- Lay out an obstacle course.
- Have games (e.g., board games) for the kids to play while they wait for each other to go through the obstacle course.
- Or during homework time, take the kids one at a time to go through the obstacle course.
Have a volunteer in the obstacle course working with you.
- Have obstacles that are easy to get over, under, or around and others that are impossible.
- Suggestions for impossible tasks: a stack of wobbly chairs over which the kids must go; a rug under which they must crawl, but they can’t move the rug; a math problem that is beyond their knowledge which must be completed before they move forward.

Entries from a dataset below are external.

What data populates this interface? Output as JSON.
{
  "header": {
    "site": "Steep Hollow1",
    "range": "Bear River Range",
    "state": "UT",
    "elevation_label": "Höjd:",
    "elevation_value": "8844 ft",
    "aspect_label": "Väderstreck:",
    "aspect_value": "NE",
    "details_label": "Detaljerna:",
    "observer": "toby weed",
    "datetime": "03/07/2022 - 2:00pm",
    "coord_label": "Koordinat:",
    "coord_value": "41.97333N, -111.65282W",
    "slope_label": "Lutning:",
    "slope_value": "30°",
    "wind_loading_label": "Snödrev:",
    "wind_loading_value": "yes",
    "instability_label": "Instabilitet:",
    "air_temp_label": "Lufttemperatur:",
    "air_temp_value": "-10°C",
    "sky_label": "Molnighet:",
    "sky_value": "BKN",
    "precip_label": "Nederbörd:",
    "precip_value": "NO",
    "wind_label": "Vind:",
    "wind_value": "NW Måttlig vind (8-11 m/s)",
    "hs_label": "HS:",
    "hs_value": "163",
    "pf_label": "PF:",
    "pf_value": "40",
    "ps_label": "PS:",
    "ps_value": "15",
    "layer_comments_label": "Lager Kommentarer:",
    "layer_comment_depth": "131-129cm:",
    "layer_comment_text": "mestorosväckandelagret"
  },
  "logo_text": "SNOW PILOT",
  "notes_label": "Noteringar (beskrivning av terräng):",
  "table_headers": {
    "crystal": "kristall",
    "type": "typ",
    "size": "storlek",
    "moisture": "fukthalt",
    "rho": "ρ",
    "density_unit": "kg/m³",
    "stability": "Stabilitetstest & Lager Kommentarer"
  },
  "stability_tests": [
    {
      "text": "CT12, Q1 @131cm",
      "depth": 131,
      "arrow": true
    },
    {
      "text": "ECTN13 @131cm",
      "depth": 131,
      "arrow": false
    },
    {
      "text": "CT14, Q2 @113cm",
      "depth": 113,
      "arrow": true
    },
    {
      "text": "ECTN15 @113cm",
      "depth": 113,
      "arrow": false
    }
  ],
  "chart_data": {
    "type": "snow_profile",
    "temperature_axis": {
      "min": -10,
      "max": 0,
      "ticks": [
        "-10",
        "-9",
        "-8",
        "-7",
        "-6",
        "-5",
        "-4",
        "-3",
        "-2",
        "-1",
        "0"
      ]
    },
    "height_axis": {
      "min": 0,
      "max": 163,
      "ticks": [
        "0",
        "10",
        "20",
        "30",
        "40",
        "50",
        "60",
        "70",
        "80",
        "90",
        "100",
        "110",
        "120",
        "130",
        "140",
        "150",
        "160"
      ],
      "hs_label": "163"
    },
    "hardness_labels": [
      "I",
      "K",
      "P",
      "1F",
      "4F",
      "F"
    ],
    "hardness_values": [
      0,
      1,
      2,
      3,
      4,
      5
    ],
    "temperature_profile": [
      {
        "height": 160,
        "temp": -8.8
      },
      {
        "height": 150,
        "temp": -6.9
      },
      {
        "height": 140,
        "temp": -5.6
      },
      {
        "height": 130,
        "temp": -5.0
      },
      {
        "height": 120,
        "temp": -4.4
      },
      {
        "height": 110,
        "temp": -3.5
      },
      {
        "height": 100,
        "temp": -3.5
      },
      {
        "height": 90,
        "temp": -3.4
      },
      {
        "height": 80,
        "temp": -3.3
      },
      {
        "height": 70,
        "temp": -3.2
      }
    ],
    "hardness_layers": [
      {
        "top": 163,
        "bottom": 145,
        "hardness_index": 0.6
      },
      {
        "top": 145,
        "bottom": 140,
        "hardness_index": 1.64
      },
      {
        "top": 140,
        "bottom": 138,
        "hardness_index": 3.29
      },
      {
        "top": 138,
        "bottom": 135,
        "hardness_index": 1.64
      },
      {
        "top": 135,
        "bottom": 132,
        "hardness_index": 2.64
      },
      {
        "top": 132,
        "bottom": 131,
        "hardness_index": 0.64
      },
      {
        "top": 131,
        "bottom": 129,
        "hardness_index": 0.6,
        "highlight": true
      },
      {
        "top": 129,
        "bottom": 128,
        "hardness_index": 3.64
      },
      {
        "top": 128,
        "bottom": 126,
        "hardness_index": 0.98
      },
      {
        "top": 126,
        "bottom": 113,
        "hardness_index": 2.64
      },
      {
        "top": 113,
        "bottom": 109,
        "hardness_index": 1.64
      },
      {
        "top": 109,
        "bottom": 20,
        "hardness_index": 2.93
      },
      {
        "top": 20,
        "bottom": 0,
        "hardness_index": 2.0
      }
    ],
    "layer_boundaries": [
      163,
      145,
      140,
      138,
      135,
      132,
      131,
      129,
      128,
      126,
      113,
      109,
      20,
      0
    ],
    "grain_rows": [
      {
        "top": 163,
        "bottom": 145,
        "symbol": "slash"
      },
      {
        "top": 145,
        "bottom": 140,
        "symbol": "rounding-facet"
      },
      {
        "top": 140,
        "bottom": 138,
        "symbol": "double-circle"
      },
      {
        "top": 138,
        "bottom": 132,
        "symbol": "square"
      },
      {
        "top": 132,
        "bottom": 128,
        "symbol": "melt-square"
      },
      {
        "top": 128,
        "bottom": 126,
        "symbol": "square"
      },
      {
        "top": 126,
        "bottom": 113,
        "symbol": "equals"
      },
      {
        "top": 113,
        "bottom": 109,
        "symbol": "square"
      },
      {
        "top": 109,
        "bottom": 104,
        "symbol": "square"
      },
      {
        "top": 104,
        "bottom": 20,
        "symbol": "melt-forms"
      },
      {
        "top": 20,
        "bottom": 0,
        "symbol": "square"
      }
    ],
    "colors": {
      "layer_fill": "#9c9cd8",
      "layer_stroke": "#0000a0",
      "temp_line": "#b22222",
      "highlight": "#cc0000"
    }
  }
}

- Suggestions for possible tasks: stack of pillows to climb over; a table under which they can crawl; strips of string tied to chairs they must step through without touching.
- Lay out masking tape to mark the course.
- You may want to set up more than one obstacle course
in different rooms if you have a lot of kids.
- The object of this activity is to make the kids have to choose what they are going to do – the hope is that they will choose to ask the adult for help.
- The adult should never offer help unless asked.
- Bring the kids into the obstacle course one at a time; you do not want them to observe the others going through the obstacle course.
- Explain to the kids what they are to do to get through the obstacle course.
- Give them the sense there will be winners and losers and that time is important.
- However, at no time indicate that you won’t help them over the impossible obstacles; while at the same time, never tell them that you will help them.
- When they come to the impossible obstacles, there are several choices they can make; they can try to do it on their own and fail, they can give up and not go on, or they can ask you what to do.
- If they ask for help, or ask you what to do, give them the ability to get around, over or under the obstacle. Do not do the activity for the kids; just make it possible to be accomplished.
- When a kid leaves to return to where the other kids are, tell him/her s/he will lose KidTrek Bucks if s/he shares with the other kids what s/he has been through.
- The winners are those who ask for help.
A volunteer could play the “devil” and encourage the kids to try and do it on their own.
You encourage them to choose wisely.
- What did you first think of when you came to the impossible obstacle?
- What did you do when you came to the impossible obstacle?
You want to get answers from several kids who responded differently.
- Who do you think the winners are?
The winners are those who asked for help; they chose wisely.